Another study said that when orotracheal intubation is performed with 1 MAC desflurane, the Ce of remifentanil during orotracheal intubation was 3.7 ng/ml [20]. The difference of remifentanil concentration in orotracheal intubation depends on whether the intravenous or inhalational agent was used. Mahli et al. [21] reported that the values of mean arterial pressure (MAP) and HR for the propofol group were significantly higher than the desflurane group during general anesthesia.

Ithnin et al. [22] showed that the Ce of remifentanil required for orotracheal intubation with the Macintosh video laryngoscope was 4.41 ng/ml, and that of the Glidescope (direct laryngoscope) was 5.45 ng/ml with propofol TCI at a target effect-site concentration of 3.0 µg/ml.

We wanted to determine the hemodynamic changes that occur in patients undergoing NTI using video laryngoscope and the Ce of remifentanil with inhalation anesthetics.
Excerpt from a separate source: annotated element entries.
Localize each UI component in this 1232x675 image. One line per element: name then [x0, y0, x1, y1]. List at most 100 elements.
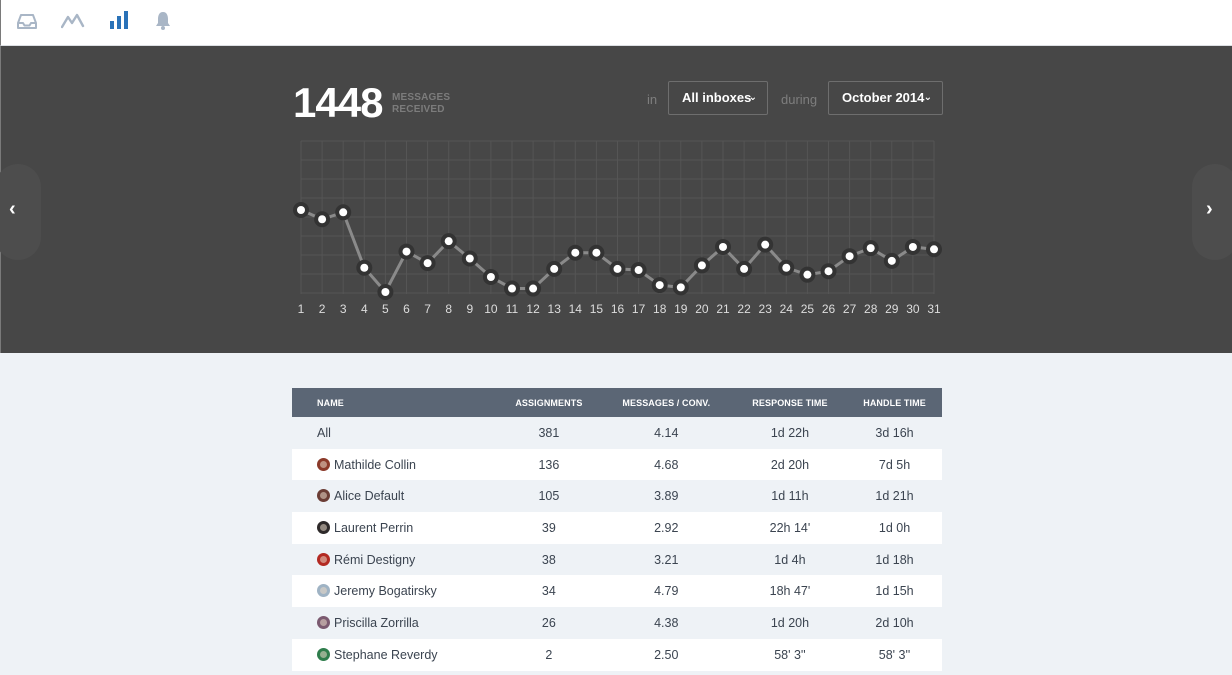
- data-point-halo: [904, 238, 921, 255]
- cell-name: All: [292, 417, 498, 449]
- data-point-halo: [883, 252, 900, 269]
- cell-assignments: 38: [498, 543, 600, 576]
- chevron-right-icon: ›: [1206, 198, 1213, 220]
- data-point: [381, 288, 390, 296]
- x-tick-label: 24: [780, 302, 794, 316]
- cell-messages-per-conv: 4.38: [599, 607, 733, 639]
- data-point: [845, 252, 854, 261]
- agent-name: Mathilde Collin: [334, 457, 416, 472]
- x-tick-label: 25: [801, 302, 815, 316]
- x-tick-label: 6: [403, 302, 410, 316]
- period-select[interactable]: October 2014 ⌄: [828, 81, 943, 115]
- agent-name: Jeremy Bogatirsky: [334, 584, 437, 599]
- data-point: [339, 208, 348, 217]
- cell-handle-time: 2d 10h: [847, 607, 942, 639]
- cell-messages-per-conv: 3.89: [599, 480, 733, 513]
- data-point-halo: [715, 238, 731, 255]
- data-point-halo: [482, 268, 499, 285]
- column-header-response-time[interactable]: RESPONSE TIME: [732, 388, 848, 417]
- table-row[interactable]: Mathilde Collin 136 4.68 2d 20h 7d 5h: [292, 448, 942, 481]
- messages-count-label: MESSAGES RECEIVED: [392, 92, 472, 116]
- cell-name: Laurent Perrin: [292, 512, 498, 544]
- inbox-icon[interactable]: [15, 10, 39, 32]
- cell-response-time: 1d 22h: [732, 417, 848, 449]
- column-header-handle-time[interactable]: HANDLE TIME: [847, 388, 942, 417]
- data-point-halo: [799, 266, 816, 283]
- table-row[interactable]: Priscilla Zorrilla 26 4.38 1d 20h 2d 10h: [292, 607, 942, 639]
- data-point-halo: [841, 248, 858, 265]
- data-point: [529, 284, 538, 293]
- table-row[interactable]: Laurent Perrin 39 2.92 22h 14' 1d 0h: [292, 512, 942, 544]
- table-row[interactable]: Rémi Destigny 38 3.21 1d 4h 1d 18h: [292, 543, 942, 576]
- x-tick-label: 22: [737, 302, 751, 316]
- agent-name: Stephane Reverdy: [334, 647, 438, 662]
- column-header-messages-per-conv[interactable]: MESSAGES / CONV.: [599, 388, 733, 417]
- data-point-halo: [588, 244, 605, 261]
- x-tick-label: 30: [906, 302, 920, 316]
- data-point-halo: [335, 204, 352, 221]
- cell-name: Rémi Destigny: [292, 543, 498, 576]
- data-point-halo: [461, 250, 478, 267]
- data-point-halo: [525, 280, 542, 297]
- cell-response-time: 58' 3'': [732, 638, 848, 671]
- data-point-halo: [356, 259, 373, 276]
- data-point: [550, 264, 559, 273]
- data-point: [740, 264, 749, 273]
- data-point: [486, 272, 495, 281]
- x-tick-label: 14: [569, 302, 583, 316]
- x-tick-label: 15: [590, 302, 604, 316]
- cell-name: Stephane Reverdy: [292, 638, 498, 671]
- x-tick-label: 7: [424, 302, 431, 316]
- data-point: [360, 263, 369, 272]
- data-point-halo: [757, 236, 774, 253]
- assignments-table: NAME ASSIGNMENTS MESSAGES / CONV. RESPON…: [292, 388, 942, 671]
- cell-assignments: 39: [498, 512, 600, 544]
- table-row[interactable]: Stephane Reverdy 2 2.50 58' 3'' 58' 3'': [292, 638, 942, 671]
- data-point-halo: [419, 255, 436, 272]
- column-header-name[interactable]: NAME: [292, 388, 498, 417]
- data-point: [761, 240, 770, 249]
- avatar: [317, 457, 330, 471]
- data-point-halo: [504, 280, 520, 297]
- data-point: [613, 264, 622, 273]
- x-tick-label: 1: [298, 302, 305, 316]
- bell-icon[interactable]: [151, 10, 175, 32]
- next-period-button[interactable]: ›: [1192, 164, 1232, 260]
- inbox-select-value: All inboxes: [682, 90, 752, 105]
- cell-handle-time: 1d 21h: [847, 480, 942, 513]
- cell-assignments: 34: [498, 575, 600, 608]
- x-tick-label: 26: [822, 302, 836, 316]
- table-row[interactable]: Jeremy Bogatirsky 34 4.79 18h 47' 1d 15h: [292, 575, 942, 608]
- data-point-halo: [293, 202, 309, 218]
- data-point-halo: [609, 260, 626, 277]
- data-point-halo: [926, 241, 942, 258]
- data-point: [423, 259, 432, 268]
- data-point: [824, 267, 833, 276]
- bar-chart-icon[interactable]: [107, 10, 131, 32]
- cell-handle-time: 58' 3'': [847, 638, 942, 671]
- avatar: [317, 552, 330, 566]
- data-point: [887, 256, 896, 265]
- stats-panel: 1448 MESSAGES RECEIVED in All inboxes ⌄ …: [0, 46, 1232, 353]
- cell-response-time: 2d 20h: [732, 448, 848, 481]
- data-point: [444, 237, 453, 246]
- column-header-assignments[interactable]: ASSIGNMENTS: [498, 388, 600, 417]
- data-point: [803, 270, 812, 279]
- x-tick-label: 20: [695, 302, 709, 316]
- cell-response-time: 1d 20h: [732, 607, 848, 639]
- cell-handle-time: 3d 16h: [847, 417, 942, 449]
- in-label: in: [647, 92, 658, 107]
- table-row[interactable]: All 381 4.14 1d 22h 3d 16h: [292, 417, 942, 449]
- data-point-halo: [651, 277, 668, 294]
- during-label: during: [781, 92, 818, 107]
- table-row[interactable]: Alice Default 105 3.89 1d 11h 1d 21h: [292, 480, 942, 513]
- activity-icon[interactable]: [61, 10, 85, 32]
- data-point: [719, 242, 727, 251]
- period-select-value: October 2014: [842, 90, 925, 105]
- inbox-select[interactable]: All inboxes ⌄: [668, 81, 768, 115]
- previous-period-button[interactable]: ‹: [0, 164, 41, 260]
- avatar: [317, 647, 330, 661]
- data-point-halo: [567, 244, 584, 261]
- cell-response-time: 22h 14': [732, 512, 848, 544]
- data-point: [297, 206, 305, 214]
Lee et al. [23] indicated that remifentanil was safe and effective at a target Ce of 4 ng/ml. In this study, due to concerns that the side effects of the propofol injection (such as hypotension) may be elevated, we started to administer remifentanil at 3 ng/ml in the first patient.

Based on the previous studies, we found that using a video laryngoscope required a lower concentration of remifentanil than a direct laryngoscope for hemodynamically stable NTI. Video laryngoscope is mainly used for difficult intubation; however, it may help to minimize the sympathetic nervous system response during endotracheal intubation even in patients with normal anatomical airway structures.

There are some limitations to this study. First, after the bolus injection of propofol, inhalation of desflurane was started. This means that propofol has the potential to offset the effects of desflurane on patients during intubation. Second, there is no difference in the remifentanil concentration between men and women. To calculate statistically significant values, we needed a sample size of between 20 and 40 [23]. However, we only had 13 and 8 samples for men and women, respectively. The statistical accuracy of this study might be improved with a bigger sample size.

In conclusion, the Ce and CE of remifentanil to minimize the cardiovascular changes to NTI during 1 MAC desflurane anesthesia with a video laryngoscope were 3.22 ng/ml and 4.25 ng/ml, respectively. During anesthesia with desflurane and a remifentanil infusion, patients had cardiovascular stability and no complications.